Back at work, Carlinda is found to have been suffering the
effects of an undiscovered subdural hematoma, and one quick brain surgery
later, she is back to normal! And so great is their relief at their recovered
patient that Julie and Dr. Dave kiss in the clinic hallway! “And it was as if
it were the first time she had ever been kissed,” of course! In an attempt to
resolve the issues this little episode has raised between them, Dr. Dave
decides to tell Julie that he is in love with her. “Can’t we let it go, now?
Can’t you bury it, and go on just as we have been going on—working together?”

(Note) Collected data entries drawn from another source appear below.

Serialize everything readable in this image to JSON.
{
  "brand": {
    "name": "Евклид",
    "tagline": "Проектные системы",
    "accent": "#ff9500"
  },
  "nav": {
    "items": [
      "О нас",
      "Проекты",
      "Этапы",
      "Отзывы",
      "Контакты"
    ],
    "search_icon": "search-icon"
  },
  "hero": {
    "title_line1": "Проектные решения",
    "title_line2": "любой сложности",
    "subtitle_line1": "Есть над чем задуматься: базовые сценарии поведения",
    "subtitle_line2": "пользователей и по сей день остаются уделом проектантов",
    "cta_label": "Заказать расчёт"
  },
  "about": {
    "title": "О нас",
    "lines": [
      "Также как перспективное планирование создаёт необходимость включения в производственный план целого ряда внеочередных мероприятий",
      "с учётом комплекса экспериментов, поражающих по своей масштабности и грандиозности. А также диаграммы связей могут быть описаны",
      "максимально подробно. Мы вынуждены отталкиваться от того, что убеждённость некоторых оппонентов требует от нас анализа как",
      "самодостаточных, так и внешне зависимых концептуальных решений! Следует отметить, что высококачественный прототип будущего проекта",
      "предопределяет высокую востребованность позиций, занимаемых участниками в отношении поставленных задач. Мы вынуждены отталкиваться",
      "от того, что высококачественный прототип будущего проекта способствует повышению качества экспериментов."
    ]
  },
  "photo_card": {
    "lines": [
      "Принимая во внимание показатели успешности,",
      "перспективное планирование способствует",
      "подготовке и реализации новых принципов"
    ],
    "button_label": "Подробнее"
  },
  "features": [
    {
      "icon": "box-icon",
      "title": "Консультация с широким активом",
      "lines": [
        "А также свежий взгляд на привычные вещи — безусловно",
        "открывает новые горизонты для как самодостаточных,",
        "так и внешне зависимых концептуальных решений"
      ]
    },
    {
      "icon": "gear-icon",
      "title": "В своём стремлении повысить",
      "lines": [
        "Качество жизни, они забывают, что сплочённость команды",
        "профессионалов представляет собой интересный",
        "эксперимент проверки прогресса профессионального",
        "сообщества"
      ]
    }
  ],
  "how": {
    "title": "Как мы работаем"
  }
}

Uh, sure, Doctor. Everything is soon put to rights, however, when in a shocking
coincidence of crossed paths, Julie discovers Merc and Carlinda kissing in the
gift shop, and Dr. Dave wanders in as well just a minute or two later, and
chews out Merc, who is supposed to be on duty in the ED. Carlinda tries to take
the blame, but Dr. Dave declares, “A doctor needs will power to refuse, and the
ability to make his own decisions,” two qualities, it must be pointed out, that
Julie utterly lacks as well. The only possible hope we are given for her is at
the very end, when Merc proposes and she declines, and then tells Dave that she
wants to marry him and “bear your children,” if you can keep your gorge down
when you hear it.
This is a pleasant little nothing of a book, a faint, floral
perfume that quickly wafts away. Julie is far too passive and vapid to be an
enjoyable heroine, even when she’s pounding on Dr. Dave’s chest in the final
pages and he calls her a “spitfire,” the liar. It’s not badly written, and the
antiquated ideas—that epilepsy and out-of-style beatniks are mortifying, to
name a couple—are amusing, and if you are interested in neurosurgery, you get
to witness a couple of well-described surgeries, but that’s really all this
book has to offer, apart from a great cover illustration.